WASHINGTON -- The unspoken element in the complex political equation of the Haiti issue is race.

President Clinton and his advisers in the White House are well aware of it, and so are those critics in Congress who resisted an invasion. But it is not an issue white politicians feel free to discuss publicly because it involves saying out loud what so many of them know to be true -- that there is a strong strain of racial resentment among whites in the American electorate today.

The Haiti question is by no means the only one on which this attitude toward blacks is a factor. It is clearly important, for example, in any discussions of welfare reform, immigration and street crime.

Clinton showed his understanding of the racial attitudes during his campaign for president two years ago. He carefully avoided situations in which he would seem to be playing the traditional Democratic liberal appealing for black support. When he appeared at rallies with blacks, for example, he always seemed to do it as part of a campaign schedule for the day on which there would be some other event more likely to beguile the television networks.

Candidate Clinton also took two actions that sent a message to whites among whom suspicion of blacks is most pervasive -- working-class Democrats who supported Ronald Reagan and George Bush in the 1980s.

The first was candidate Clinton's emphasis on welfare reform and the need for greater "responsibility" on the part of recipients -- a message many whites and blacks alike saw as directed primarily at blacks. The second, and politically most important, was his decision to deliberately distance himself from Jesse Jackson, the most prominent spokesman for poor black people and a black leader widely viewed within the political community as a burden for the Democrats. Clinton got away with the strategy because he had strong backing from other prominent black leaders for whom getting a Democrat into the White House was the overriding priority.

The race question is particularly obvious in the issue of whether to invade Haiti because the most prominent supporters of a hard line have been chairman Kweisi Mfume and most, although not all, members of the Congressional Black Caucus.

This does not suggest that voters' resistance to an invasion is based solely on the fact that the people in peril in Haiti are blacks. There was also strong opposition to any major United States role in Bosnia when that possibility arose last year and was quickly put aside.
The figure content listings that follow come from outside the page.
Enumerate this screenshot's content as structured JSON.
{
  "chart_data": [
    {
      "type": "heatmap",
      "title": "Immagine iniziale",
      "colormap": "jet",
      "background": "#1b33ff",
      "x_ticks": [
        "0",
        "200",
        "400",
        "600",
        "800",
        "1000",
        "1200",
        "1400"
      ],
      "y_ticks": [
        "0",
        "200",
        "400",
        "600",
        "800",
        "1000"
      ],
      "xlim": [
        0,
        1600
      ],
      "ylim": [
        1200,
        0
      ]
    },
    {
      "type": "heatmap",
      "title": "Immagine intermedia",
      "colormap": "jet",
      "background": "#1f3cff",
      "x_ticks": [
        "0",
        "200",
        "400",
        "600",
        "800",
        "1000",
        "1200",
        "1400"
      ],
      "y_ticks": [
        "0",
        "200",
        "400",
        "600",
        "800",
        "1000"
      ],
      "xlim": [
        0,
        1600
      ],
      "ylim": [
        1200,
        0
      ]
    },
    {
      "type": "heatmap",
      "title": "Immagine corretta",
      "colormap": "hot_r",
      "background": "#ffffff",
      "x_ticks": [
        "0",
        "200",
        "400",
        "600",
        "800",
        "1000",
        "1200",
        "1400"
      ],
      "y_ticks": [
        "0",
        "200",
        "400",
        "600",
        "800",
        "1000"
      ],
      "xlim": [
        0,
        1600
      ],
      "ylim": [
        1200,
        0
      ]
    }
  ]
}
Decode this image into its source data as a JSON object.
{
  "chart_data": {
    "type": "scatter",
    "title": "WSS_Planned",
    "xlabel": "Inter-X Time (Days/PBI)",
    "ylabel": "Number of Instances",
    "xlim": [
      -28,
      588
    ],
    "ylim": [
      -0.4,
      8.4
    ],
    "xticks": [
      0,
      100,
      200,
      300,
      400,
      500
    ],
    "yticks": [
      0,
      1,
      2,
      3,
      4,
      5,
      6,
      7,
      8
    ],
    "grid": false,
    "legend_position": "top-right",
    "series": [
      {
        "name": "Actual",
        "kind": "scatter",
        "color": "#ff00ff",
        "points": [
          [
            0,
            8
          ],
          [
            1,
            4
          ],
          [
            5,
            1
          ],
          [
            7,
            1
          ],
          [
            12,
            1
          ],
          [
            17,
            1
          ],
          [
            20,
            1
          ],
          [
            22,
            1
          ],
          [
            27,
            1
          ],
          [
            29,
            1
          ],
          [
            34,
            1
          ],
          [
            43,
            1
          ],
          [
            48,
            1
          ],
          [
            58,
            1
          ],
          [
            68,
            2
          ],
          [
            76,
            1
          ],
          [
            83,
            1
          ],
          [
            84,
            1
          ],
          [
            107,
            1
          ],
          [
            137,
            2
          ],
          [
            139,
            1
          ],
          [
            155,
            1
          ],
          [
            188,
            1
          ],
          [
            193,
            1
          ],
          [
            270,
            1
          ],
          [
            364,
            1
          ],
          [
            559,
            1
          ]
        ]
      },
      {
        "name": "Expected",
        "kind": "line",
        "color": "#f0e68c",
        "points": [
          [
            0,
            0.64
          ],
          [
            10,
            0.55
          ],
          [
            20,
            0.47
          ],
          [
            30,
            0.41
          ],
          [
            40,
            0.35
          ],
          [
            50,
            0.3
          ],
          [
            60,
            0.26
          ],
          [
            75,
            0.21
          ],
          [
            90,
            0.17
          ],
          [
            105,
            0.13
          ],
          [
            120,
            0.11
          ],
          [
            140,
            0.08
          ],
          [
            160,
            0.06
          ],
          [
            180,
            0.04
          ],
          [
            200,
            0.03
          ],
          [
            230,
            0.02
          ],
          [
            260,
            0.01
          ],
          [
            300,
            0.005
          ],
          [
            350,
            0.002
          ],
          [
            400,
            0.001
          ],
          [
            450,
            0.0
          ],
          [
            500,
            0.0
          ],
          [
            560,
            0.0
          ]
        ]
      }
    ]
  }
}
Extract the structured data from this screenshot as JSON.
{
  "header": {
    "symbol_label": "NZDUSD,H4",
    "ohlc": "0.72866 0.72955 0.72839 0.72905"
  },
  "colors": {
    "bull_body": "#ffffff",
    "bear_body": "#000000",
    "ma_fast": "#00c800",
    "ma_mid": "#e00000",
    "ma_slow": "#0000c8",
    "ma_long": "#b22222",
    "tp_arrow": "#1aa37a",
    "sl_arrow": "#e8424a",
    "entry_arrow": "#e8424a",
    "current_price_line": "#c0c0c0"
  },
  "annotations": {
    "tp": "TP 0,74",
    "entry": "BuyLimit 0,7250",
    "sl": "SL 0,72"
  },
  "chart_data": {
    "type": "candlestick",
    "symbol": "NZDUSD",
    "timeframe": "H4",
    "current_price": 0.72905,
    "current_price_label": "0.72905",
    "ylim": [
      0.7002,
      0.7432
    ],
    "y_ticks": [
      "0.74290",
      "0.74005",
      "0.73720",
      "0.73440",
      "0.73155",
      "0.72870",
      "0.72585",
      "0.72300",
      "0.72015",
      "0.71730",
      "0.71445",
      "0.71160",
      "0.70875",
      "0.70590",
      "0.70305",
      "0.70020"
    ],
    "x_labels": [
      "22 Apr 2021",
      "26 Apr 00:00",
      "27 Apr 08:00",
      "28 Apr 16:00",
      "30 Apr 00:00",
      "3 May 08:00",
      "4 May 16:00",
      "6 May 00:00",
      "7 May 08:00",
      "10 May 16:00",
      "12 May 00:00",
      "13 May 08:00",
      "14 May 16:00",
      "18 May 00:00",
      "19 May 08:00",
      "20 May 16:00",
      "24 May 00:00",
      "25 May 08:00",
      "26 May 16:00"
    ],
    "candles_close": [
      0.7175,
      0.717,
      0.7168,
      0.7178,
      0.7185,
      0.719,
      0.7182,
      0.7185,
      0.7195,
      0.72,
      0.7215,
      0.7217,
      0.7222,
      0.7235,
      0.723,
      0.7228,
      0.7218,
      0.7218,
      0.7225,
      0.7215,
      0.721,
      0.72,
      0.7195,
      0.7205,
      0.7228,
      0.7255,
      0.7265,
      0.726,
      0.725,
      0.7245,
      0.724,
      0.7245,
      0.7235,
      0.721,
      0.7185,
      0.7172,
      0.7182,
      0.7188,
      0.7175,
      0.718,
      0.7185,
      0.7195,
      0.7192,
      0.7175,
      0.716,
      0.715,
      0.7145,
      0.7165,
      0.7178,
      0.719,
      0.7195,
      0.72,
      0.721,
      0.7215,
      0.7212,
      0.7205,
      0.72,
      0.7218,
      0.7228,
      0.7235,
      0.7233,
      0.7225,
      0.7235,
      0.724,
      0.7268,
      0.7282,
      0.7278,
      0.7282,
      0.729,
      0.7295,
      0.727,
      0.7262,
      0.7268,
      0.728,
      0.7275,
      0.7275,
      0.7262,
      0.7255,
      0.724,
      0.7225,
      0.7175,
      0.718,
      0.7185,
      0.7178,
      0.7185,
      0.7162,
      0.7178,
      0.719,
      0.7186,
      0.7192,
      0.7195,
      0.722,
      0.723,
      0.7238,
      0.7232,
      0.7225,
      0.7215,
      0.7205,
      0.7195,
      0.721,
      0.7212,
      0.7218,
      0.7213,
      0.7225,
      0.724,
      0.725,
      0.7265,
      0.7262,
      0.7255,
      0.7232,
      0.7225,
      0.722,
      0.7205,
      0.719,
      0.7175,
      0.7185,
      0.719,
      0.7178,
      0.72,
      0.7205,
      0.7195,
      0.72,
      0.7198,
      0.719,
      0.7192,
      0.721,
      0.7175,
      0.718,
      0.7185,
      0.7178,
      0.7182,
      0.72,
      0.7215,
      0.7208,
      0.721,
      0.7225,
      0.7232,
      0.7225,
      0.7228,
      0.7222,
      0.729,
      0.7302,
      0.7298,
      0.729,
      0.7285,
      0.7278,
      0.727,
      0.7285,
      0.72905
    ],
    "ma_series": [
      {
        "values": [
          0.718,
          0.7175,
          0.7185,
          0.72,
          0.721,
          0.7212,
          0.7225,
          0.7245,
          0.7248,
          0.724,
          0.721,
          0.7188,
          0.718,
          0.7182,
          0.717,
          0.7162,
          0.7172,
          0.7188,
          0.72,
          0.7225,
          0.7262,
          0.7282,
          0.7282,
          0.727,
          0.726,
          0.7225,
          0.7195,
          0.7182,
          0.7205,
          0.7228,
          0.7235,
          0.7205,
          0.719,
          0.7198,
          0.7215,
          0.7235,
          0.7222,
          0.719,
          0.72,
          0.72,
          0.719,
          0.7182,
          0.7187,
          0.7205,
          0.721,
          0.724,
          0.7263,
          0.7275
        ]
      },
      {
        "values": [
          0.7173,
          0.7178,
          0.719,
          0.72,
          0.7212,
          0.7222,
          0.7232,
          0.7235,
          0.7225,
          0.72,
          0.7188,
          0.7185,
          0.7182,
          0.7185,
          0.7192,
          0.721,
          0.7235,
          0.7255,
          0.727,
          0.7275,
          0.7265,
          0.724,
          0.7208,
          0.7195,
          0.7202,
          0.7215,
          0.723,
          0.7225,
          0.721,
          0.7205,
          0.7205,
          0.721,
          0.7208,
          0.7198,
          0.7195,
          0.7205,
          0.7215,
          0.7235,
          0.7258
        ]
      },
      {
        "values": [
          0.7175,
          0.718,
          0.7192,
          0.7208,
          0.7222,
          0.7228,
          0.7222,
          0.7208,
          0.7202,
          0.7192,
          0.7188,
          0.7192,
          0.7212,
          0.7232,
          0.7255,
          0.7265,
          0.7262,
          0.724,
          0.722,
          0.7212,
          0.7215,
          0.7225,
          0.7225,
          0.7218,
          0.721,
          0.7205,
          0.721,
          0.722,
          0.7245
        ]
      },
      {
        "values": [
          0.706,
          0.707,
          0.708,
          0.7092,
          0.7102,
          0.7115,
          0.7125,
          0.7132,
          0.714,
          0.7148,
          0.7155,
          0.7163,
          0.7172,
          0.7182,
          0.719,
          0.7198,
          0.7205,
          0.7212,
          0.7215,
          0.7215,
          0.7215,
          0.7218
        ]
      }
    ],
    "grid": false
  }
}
The opinion polls consistently find a clear current of isolationism in the electorate these days that has been heightened by economic concerns and the crime problem. The message is plain that voters are simply unwilling to risk American lives in foreign interventions unless there is some obvious and direct threat to the United States, a case that was difficult for the president to make about the Haiti situation.

In some cases in the past, public opinion has been swayed markedly by the television coverage of black people living in horrific conditions that obviously needed someone's attention. That was the case, for example, during the famine in Somalia more than three years ago. But the situation in Somalia now, despite all the U.S. and United Nations efforts, is not a great improvement over what it was before those efforts were made. The starvation is less widespread but the warlords are still in charge. Opinion on that adventure turned quickly sour when the networks showed pictures of the body of an American soldier being dragged through the streets of Mogadishu.

The crisis in Haiti is quite different but has enough superficial similarities to that in Somalia to have made it appear foolish to intervene.

As a practical political matter, the president was left with few realistic alternatives. To back away would have invited ridicule and hardened the picture of Clinton as weak and vacillating.

So the president rolled the dice and perhaps bet his political future on the ability of either his emissaries or the military to remove the generals. The race factor simply increased the pressure.